I am neither anti-Christian nor anti-religion. In fact, I am quite religious. And the problem is not Robertson’s specific beliefs, although I obviously do not agree with them. Rather, the problem is that by not being upfront with Virginia voters about their shared vision of specifically injecting their conservative Christian beliefs deeply into the policies and processes of Virginia governance, Mr. McDonnell and Rev. Robertson are perpetrating a fraud on the citizens of the Commonwealth.
One clear manifestation of this is Rev. Robertson’s conspicuous absence from the political scene as a McDonnell supporter.
I don’t know whether Mr. McDonnell and Rev. Robertson have appeared together recently, but I could not find evidence of such an appearance on Google (for whatever that is worth). If they did appear together, and I missed it, it was not a highly publicized appearance.
More telling, perhaps, is the money trail, or. curiously enough, the lack of one.
Take a look at the 2006 interview Rev. Robertson did with Mr. McDonnell on the 700 Club. The Reverend is kvelling at his former student, now the Attorney General of the Commonwealth. And toward the end of the interview, Robertson tries, but cannot fully suppress his Cheshire Cat grin as he asks McDonnell about “other opportunities down the road,” presumably the Gubernatorial election and beyond.
So, you would think that Mr. McDonnell's candidacy would generate some financial support from the Reverend. Certainly, when Mr. McDonnell ran for Attorney General, Rev. Robertson gave him $66K, making him the single largest individual donor to the McDonnell campaign.
So, how much has Rev. Robertson donated to Mr. McDonnell for this race - to be governor? Would you believe only $10K? And that was last year. So far, in 2009, Rev. Robertson has not contributed one red cent to Mr. McDonnell.
In comparison, in the last three Gubernatorial elections, Rev. Robertson donated as follows:
-- $47.5K to Kilgore
-- $60K to Earley
-- $50K to Gilmore
But somehow, the candidate to which he is closest rates $10K? And nothing in the actual year of the election?

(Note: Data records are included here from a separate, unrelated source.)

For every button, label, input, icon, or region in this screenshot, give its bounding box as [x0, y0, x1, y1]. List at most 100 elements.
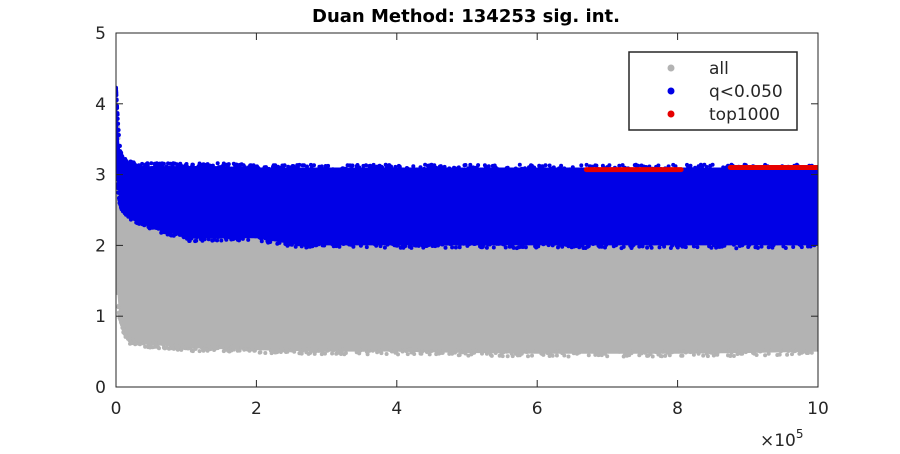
point	[574, 244, 578, 249]
point	[116, 121, 121, 126]
point	[501, 350, 506, 355]
point	[786, 349, 791, 353]
chart-title: Duan Method: 134253 sig. int.	[312, 6, 620, 27]
point	[372, 347, 377, 352]
point	[338, 241, 343, 246]
point	[427, 352, 432, 357]
plot-marks	[116, 85, 818, 359]
point	[403, 244, 408, 249]
x-tick-label: 6	[532, 399, 543, 419]
point	[688, 163, 693, 168]
point	[790, 352, 794, 357]
point	[455, 241, 460, 246]
point	[666, 349, 671, 354]
point	[463, 163, 468, 167]
point	[778, 349, 783, 354]
point	[422, 166, 427, 171]
point	[524, 240, 529, 245]
point	[375, 241, 380, 246]
point	[420, 349, 425, 354]
point	[579, 163, 584, 168]
point	[731, 242, 736, 247]
point	[645, 245, 650, 250]
point	[535, 167, 540, 172]
axes: 0 2 4 6 8 10 0 1 2 3 4 5	[95, 24, 829, 419]
point	[116, 303, 121, 308]
point	[144, 340, 149, 345]
point	[662, 244, 667, 249]
point	[116, 128, 121, 132]
point	[466, 166, 471, 171]
point	[629, 351, 634, 356]
point	[326, 163, 331, 168]
point	[193, 346, 198, 351]
point	[252, 348, 257, 353]
point	[434, 165, 439, 170]
point	[659, 354, 664, 359]
point	[553, 349, 558, 354]
point	[205, 348, 210, 353]
point	[710, 162, 715, 167]
point	[202, 237, 207, 242]
point	[530, 353, 534, 358]
point	[219, 238, 224, 243]
point	[657, 245, 662, 250]
point	[545, 168, 550, 173]
point	[441, 348, 446, 353]
point	[253, 234, 258, 239]
point	[161, 342, 166, 347]
point	[480, 351, 484, 356]
point	[680, 353, 685, 358]
point	[562, 166, 567, 171]
point	[644, 349, 648, 354]
point	[467, 242, 472, 247]
point	[542, 167, 547, 172]
point	[754, 242, 759, 247]
point	[473, 241, 478, 246]
point	[298, 167, 303, 172]
point	[331, 348, 336, 353]
point	[504, 349, 509, 354]
point	[143, 166, 148, 171]
point	[389, 166, 394, 171]
point	[524, 350, 529, 354]
point	[640, 244, 645, 249]
point	[593, 352, 598, 357]
point	[360, 241, 365, 246]
point	[116, 275, 119, 279]
point	[211, 234, 216, 239]
point	[531, 240, 536, 245]
x-tick-label: 2	[251, 399, 262, 419]
point	[749, 240, 754, 245]
point	[365, 352, 370, 357]
point	[486, 164, 491, 169]
point	[210, 163, 215, 168]
point	[410, 168, 415, 173]
point	[766, 351, 771, 356]
point	[382, 245, 387, 250]
point	[709, 350, 714, 355]
point	[807, 348, 812, 353]
point	[116, 106, 120, 110]
point	[166, 342, 170, 347]
point	[667, 241, 672, 245]
point	[157, 340, 162, 345]
legend: all q<0.050 top1000	[628, 51, 798, 131]
point	[570, 165, 575, 170]
point	[568, 241, 573, 246]
point	[277, 240, 282, 245]
point	[150, 165, 155, 170]
point	[460, 167, 465, 172]
point	[519, 166, 524, 171]
point	[226, 162, 231, 167]
point	[197, 349, 202, 354]
point	[759, 244, 764, 249]
point	[559, 163, 564, 168]
point	[755, 245, 760, 250]
point	[616, 241, 621, 246]
point	[721, 165, 726, 170]
point	[219, 234, 224, 239]
point	[424, 350, 429, 354]
point	[453, 245, 458, 250]
x-tick-label: 0	[111, 399, 122, 419]
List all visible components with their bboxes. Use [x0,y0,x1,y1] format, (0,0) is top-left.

I can only speculate, but if I didn’t know better, I’d suspect the Rev. Robertson is intentionally laying low, fearful that his name showing up near the top of the VPAP donation would almost certainly generate news...
And that might generate questions…
About the extent to which Mr. McDonnell has been influenced and believes in Regent's mission...
And that might lead to some difficult answers...
And those answers might make many Virginians who believe in the separation of Church and State very uncomfortable with the thought of Governor McDonnell.